Barbara Hepworth, a 1961 film by John Read, examines how landscape has affected Hepworth’s practice (link to it on iplayer below). This was a fascinating film, giving an insight into the planning and formation stages of Hepworth’s sculptures (the film itself is also beautifully shot). In it Read says that although her sculpture may call to mind the forms of hills, landscapes and figures it never describes them. This I think is key – her work is a distillation of form rather than mere description. Below are some quotes/ideas that I found interesting.
“The spaces and volumes of her sculptures seem inevitable.”
The meaning of form is conveyed by sculpture alone; it is difficult to put into words. The sensibility of this meaning (weight, fullness etc) is developed at an early age. When describing the important characteristics of sculpture; “mass, inner tension and rhythm, size and surface.”
“Moving through the landscape…the hills were sculptures, the roads defined the forms. There was the sensation of moving physically over the fullness of a moor, and through the hollows and slopes of peaks and dales…this sensation never left me.”
“I, the sculptor, am the landscape”.
https://www.bbc.co.uk/iplayer/episode/p013h27r/barbara-hepworth
Trewyn Studio and Garden
Marks – Like with the Bauhaus textiles department any ‘decoration’ is integral to the making, not applied as patterns afterwards.
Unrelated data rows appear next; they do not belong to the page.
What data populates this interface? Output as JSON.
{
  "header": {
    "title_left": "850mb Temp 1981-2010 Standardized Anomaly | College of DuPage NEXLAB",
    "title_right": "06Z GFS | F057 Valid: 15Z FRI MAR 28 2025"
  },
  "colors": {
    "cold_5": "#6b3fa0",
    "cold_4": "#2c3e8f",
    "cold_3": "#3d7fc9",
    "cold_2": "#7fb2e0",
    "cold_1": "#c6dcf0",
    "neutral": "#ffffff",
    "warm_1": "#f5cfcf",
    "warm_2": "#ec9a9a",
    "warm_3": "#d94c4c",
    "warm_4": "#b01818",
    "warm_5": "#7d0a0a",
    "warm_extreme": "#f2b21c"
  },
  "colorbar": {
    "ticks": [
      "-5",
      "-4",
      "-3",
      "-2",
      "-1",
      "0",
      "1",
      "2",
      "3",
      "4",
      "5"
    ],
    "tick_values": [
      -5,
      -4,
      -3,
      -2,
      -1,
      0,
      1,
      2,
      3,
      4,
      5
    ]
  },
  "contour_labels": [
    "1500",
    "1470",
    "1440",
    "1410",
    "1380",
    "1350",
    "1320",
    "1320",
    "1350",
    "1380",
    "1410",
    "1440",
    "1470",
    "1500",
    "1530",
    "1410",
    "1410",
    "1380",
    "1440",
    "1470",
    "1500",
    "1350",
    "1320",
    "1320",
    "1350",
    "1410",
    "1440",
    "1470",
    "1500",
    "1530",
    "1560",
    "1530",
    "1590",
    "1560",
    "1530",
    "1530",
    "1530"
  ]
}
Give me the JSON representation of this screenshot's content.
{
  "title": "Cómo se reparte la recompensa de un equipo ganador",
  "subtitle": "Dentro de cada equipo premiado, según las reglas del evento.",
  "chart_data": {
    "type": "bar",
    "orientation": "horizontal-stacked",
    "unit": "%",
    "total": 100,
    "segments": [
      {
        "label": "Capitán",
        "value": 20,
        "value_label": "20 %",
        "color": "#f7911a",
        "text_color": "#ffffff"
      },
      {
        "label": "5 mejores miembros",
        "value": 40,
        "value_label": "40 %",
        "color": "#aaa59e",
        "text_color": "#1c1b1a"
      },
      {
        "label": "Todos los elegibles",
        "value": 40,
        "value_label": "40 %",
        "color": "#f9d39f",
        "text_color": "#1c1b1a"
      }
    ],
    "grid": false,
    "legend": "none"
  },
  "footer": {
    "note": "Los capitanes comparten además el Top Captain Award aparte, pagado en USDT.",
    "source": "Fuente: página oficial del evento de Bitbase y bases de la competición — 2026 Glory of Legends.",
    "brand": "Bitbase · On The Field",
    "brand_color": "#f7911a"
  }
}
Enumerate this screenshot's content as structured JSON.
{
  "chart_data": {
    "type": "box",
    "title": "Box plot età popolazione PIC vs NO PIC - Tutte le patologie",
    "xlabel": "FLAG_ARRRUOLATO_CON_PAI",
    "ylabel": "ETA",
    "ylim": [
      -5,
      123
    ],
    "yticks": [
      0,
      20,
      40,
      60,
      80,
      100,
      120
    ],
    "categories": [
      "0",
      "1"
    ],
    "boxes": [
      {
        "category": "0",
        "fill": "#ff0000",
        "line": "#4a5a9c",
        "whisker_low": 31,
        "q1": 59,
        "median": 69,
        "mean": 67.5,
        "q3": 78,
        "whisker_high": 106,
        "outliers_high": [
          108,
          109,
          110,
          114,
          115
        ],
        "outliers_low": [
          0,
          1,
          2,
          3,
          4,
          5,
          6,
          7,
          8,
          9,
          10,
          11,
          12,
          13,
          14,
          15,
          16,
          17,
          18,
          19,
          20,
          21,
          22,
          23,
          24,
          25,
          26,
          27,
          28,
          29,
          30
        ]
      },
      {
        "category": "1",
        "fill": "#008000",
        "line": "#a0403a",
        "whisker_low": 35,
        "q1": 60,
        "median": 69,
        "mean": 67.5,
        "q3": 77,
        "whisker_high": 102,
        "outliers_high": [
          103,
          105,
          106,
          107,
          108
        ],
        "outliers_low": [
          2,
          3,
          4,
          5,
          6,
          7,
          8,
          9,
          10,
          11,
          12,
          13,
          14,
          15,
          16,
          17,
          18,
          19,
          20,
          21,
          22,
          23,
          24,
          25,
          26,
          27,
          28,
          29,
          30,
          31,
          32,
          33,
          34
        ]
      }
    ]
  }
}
Sections of Hepworth’s sculptures leave the chisel marks visible as a contrast to the smooth.
Light Design – Looking at Hepworth’s sculptures there are two ways in which I would like to approach the light design. The first would be to make flat sheets of porcelain with slits in which would then slot together to create a cuboid light of some description. The second would be to create a more natural-inspired spherical object; this option appeals to me more.
This image of Barbara Hepworth with one of her sculptures intrigues me. Could the lighting design incorporate an inner and outer form, with cut away sections to allow differing qualities of light? Or could it be made in two sections that could be positioned together differently – Hepworth often made sculptures with two or three ‘figures’, which she saw as relating to the mother and child.